In this thread Henrick Hellström says that when $ed \equiv 1\ (mod\ \phi(n))$ then $(m^e)^d \equiv m\ (mod\ n)$. So I thought this is how Euler's theorem is related to RSA. But at least I thought that due to Euler's theorem the prerequisite for $(m^e)^d \equiv m\ (mod\ n)$ was $ed \equiv 1\ (mod\ \phi(n))$, until I read the comments of the answer and @poncho says that

Minor nit: it's not true that e,d must meet (satisfy) the equation $ed \equiv 1\ (mod\ \phi(n))$. One counterexample is $n=133, e=5, d=11$. That has $ed \equiv 55\ (mod\ \phi(n)=108)$, however $(m^e)^d \equiv m\ (mod\ n)$ for all m. This is a minor point, however we should avoid telling beginners things which aren't true.

So $ed \equiv 1\ (mod\ \phi(n))$ doesn't need to be true in order for $(m^e)^d \equiv m\ (mod\ n)$ to work. At this point I am really confused about the relation between Euler's theorem and RSA, and why we need $gcd(e,d)=1$.

EDIT: Also this website says that $(m^e)^d \equiv m^{\phi(n)}\ (mod\ n)$. How could this be true? Wouldn't this imply that $ed =\phi(n)$?

AleksanderCH
  • 6,435
  • 10
  • 29
  • 62
Uzi
  • 41
  • 5
  • 1
    If you don't know what your question is, well, it's really hard to answer. BTW: did you mean $\gcd(e, d) = 1$? That doesn't need to be true, and I can't think of anyone claiming that it is. Did you mean $\gcd(m, n) = 1$ (which also doesn't need to be true, but might be implied if you use Euler's theorem as your proof) – poncho Feb 01 '19 at 21:22
  • @poncho Oh poncho thank you for showing up! I just don't understand your comment. You showed that ed≡1 (mod ϕ(n)) doesn't need to be true for (me)d≡mϕ(n) (mod n) to work. I thought that Euler's theorem basically proved that, for (me)d≡mϕ(n) (mod n) to work, ed≡1 (mod ϕ(n)) must be true. If that is not the case: 1. Why does (me)d≡mϕ(n) (mod n) work? 2. How is Euler's theorem related to this? – Uzi Feb 01 '19 at 21:36

1 Answers1

3

I thought that Euler's theorem basically proved that, for $(m^e)^d \equiv m \pmod n$ to work, $ed \equiv 1 \pmod {\phi(n)}$ must be true

No; a direct application of Euler's theorem shows that if $ed \equiv 1 \pmod {\phi(n)}$ is true (and $\gcd(m,n)=1$, Euler's theorem needs that as well), then we always have $(m^e)^d \equiv m \pmod n$

However, it does not imply the converse (and in fact, the converse is not true).

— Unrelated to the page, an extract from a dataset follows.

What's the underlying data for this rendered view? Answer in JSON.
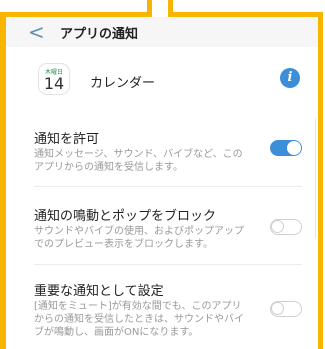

A stronger statement would be (assuming $n = pq$ for distinct primes $p, q$) that if $ed \equiv 1 \pmod{ p - 1}$ and $ed \equiv 1 \pmod{ q - 1}$, then we have $(m^e)^d \equiv m \pmod n$ for all $m$.

And, in this case, the converse is true; if we have $(m^e)^d \equiv m \pmod n$ for all $m$, then we necessarily have $ed \equiv 1 \pmod{ p - 1}$ and $ed \equiv 1 \pmod{ q - 1}$. In fact, if we have either $ed \not\equiv 1 \pmod{ p - 1}$ or $ed \not\equiv 1 \pmod{ q - 1}$, then we'll necessarily have $(m^e)^d \not\equiv m \pmod n$ for at least 1/3 of the possible $m$ values.

Another (perhaps more common) way of writing these two equivalences is to express it as $ed \equiv 1 \pmod{ \lambda(n) }$ for the function $\lambda(n) = \text{lcm}(p-1, q-1)$.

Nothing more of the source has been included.